Lo que pueden enseñarnos los curas, con respecto a esta eventualidad, únicamente resulta comprensible si nos remontamos a la experiencia de los primeros apóstoles. Eran pocos, los más cercanos a Cristo, y al día siguiente del Calvario, con su Maestro descendido ya de la cruz, se reunieron, abatidos. Hay que recordar que aquello con lo que cargaban era el muy humano dolor por la pérdida de algo que les resultaba amado: pero nada más. Ninguno de ellos, en ese momento, era consciente de que quien había muerto no había sido un amigo, un profeta, un maestro, sino Dios. Era algo que no habían comprendido. Es evidente que no estaba a su alcance conseguir imaginar que aquel hombre fuera
verdaderamente
Dios. De manera que se reunieron, aquel día, después del Calvario, en la muy sencilla memoria de una persona querida, e insustituible, a la que habían perdido. Pero desde el cielo, sobre ellos, descendió el Espíritu Santo. Así, de repente, el velo se desgarró y ellos comprendieron. Ahora reconocían a aquel Dios con el que habían caminado durante años, y hay que imaginarse hasta qué punto cada una de las pequeñas teselas de su vida en ese instante les volvería a la cabeza con una luz tan deslumbrante que los abriría por completo, hasta lo más profundo y para siempre.

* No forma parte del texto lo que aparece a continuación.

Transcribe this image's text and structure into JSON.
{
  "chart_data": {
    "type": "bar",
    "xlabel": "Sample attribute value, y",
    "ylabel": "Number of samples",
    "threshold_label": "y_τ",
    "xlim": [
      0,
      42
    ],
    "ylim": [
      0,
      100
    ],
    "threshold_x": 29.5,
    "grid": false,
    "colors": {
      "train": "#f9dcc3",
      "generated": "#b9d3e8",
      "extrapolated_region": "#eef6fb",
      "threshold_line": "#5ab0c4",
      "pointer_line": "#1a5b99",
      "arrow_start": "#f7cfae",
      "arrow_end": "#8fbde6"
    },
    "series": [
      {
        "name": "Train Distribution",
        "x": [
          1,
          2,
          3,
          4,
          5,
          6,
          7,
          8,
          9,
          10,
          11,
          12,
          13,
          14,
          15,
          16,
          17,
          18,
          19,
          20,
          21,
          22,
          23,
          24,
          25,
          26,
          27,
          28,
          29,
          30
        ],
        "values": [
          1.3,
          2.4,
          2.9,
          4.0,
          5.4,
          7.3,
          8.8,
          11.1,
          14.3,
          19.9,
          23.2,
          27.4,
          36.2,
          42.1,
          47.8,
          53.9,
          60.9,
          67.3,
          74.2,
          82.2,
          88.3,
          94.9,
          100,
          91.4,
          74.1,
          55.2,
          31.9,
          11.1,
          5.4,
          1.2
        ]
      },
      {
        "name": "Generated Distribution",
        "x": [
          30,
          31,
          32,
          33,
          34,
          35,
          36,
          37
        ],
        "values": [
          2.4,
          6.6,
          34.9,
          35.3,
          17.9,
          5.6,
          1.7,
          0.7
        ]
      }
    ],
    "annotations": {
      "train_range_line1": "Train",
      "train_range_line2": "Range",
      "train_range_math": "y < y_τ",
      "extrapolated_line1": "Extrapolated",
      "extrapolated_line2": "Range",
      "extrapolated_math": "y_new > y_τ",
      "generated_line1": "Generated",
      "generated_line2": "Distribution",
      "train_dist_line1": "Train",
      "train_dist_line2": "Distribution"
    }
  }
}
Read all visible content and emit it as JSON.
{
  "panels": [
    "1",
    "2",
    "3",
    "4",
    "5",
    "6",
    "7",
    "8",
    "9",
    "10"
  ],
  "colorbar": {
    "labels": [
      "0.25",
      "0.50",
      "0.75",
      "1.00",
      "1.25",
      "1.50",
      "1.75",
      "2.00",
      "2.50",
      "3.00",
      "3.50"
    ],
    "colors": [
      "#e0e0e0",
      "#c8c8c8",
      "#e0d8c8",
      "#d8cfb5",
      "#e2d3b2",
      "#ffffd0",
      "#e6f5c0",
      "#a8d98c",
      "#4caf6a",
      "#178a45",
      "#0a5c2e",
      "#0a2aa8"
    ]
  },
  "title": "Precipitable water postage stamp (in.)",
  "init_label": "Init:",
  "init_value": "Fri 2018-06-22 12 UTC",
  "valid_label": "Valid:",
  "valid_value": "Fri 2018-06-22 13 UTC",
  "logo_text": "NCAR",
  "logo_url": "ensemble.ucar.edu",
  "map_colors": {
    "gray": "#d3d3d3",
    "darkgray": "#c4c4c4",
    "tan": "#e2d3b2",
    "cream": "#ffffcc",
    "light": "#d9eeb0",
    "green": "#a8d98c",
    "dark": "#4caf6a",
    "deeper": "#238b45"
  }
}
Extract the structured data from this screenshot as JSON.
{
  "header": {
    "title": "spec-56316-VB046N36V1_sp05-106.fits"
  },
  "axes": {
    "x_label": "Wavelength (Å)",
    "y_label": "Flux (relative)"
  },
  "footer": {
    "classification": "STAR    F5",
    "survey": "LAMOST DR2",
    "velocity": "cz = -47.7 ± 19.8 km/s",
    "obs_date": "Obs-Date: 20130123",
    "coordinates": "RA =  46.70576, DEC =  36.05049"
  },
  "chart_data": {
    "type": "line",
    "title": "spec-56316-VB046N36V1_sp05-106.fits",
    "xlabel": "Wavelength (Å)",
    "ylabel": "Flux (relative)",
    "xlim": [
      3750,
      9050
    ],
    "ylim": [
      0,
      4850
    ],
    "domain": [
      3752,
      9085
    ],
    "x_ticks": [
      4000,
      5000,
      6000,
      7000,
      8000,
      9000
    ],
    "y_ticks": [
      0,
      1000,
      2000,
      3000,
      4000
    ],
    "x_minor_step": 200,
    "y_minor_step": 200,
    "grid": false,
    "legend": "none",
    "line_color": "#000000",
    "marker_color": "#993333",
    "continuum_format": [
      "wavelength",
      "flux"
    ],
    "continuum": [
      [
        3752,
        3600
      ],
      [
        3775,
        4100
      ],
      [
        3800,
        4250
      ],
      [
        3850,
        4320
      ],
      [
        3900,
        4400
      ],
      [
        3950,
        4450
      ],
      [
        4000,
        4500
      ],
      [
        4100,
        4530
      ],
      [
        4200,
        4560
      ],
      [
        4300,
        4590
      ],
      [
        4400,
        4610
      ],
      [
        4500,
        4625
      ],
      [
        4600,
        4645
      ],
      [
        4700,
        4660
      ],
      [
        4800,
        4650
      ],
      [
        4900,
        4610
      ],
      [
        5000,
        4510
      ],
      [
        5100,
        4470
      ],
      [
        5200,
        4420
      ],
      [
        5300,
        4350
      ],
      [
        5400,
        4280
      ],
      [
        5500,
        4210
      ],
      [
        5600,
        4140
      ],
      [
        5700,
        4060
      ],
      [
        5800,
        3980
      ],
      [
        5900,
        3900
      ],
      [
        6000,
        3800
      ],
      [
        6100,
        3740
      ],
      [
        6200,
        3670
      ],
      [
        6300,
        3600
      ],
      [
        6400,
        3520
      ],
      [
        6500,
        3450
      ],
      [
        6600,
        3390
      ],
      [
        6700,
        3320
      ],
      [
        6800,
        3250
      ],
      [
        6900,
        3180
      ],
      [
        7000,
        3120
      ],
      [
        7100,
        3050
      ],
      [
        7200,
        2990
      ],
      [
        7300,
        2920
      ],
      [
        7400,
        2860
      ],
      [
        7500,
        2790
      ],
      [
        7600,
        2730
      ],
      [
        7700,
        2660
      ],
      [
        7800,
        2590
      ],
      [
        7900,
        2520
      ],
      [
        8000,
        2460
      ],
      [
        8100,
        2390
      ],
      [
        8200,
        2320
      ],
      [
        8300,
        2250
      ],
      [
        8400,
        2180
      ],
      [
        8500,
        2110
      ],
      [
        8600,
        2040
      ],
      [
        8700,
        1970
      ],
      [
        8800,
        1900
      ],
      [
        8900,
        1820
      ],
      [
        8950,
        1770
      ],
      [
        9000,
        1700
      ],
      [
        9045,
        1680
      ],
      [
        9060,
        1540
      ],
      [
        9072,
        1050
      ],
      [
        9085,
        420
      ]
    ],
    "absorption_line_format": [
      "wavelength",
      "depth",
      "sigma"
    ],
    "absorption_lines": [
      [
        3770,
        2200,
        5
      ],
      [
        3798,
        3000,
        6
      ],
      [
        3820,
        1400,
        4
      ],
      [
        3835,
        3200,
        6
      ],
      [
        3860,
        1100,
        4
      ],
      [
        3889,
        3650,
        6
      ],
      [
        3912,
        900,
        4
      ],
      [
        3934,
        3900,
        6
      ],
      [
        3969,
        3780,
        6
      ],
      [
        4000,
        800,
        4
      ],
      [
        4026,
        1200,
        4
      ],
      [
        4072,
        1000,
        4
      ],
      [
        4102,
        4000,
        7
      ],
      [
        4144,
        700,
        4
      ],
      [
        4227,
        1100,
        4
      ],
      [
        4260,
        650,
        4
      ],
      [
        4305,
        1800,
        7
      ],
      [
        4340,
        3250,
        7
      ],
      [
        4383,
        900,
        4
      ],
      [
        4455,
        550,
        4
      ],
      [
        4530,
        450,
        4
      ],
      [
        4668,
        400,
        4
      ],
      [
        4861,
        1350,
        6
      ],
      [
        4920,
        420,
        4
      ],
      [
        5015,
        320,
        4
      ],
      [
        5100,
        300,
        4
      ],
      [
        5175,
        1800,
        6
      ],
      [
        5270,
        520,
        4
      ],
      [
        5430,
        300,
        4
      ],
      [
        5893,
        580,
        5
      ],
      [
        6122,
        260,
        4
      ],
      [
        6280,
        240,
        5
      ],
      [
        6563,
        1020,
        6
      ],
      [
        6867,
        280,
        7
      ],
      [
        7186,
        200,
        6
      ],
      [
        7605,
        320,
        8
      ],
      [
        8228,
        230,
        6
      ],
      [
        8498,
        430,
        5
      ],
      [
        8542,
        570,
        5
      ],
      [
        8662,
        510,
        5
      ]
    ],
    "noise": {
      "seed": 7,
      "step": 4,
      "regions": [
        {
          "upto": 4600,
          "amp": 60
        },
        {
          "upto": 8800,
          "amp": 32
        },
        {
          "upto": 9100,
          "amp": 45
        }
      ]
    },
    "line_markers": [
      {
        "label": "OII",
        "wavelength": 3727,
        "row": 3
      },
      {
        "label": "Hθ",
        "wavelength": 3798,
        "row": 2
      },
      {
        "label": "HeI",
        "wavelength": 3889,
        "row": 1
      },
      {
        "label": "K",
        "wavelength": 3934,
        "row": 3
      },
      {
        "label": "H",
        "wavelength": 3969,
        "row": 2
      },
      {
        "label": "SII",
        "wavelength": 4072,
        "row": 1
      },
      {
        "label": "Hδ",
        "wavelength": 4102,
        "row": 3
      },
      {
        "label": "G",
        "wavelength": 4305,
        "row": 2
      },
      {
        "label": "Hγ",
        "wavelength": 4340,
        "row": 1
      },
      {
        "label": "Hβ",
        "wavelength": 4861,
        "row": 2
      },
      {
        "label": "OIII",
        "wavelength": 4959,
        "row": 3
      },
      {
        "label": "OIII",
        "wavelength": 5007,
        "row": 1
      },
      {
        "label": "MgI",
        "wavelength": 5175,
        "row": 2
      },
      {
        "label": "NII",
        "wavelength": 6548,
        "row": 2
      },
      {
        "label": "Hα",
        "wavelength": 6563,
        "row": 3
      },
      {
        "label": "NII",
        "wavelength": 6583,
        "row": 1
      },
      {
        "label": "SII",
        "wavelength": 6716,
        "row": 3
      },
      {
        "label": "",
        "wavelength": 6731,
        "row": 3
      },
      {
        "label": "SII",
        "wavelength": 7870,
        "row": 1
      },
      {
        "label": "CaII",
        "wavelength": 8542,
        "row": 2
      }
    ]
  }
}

En el Nuevo Testamento, ese abrirse se nos transmite mediante la hermosa metáfora de la glosolalia: de golpe fueron capaces de hablar todas las lenguas del mundo —era un fenómeno conocido, y que se asociaba con la figura de los videntes, de los adivinos. Era la señal de una comprensión mágica.
Así, lo que los curas nos enseñan es que la fe es un don, que viene de lo alto, y que pertenece al ámbito del misterio. Por eso es frágil, como una visión y, como una visión, es intangible. Es un acontecimiento sobrenatural.
De todas formas, nosotros sabemos que no es así.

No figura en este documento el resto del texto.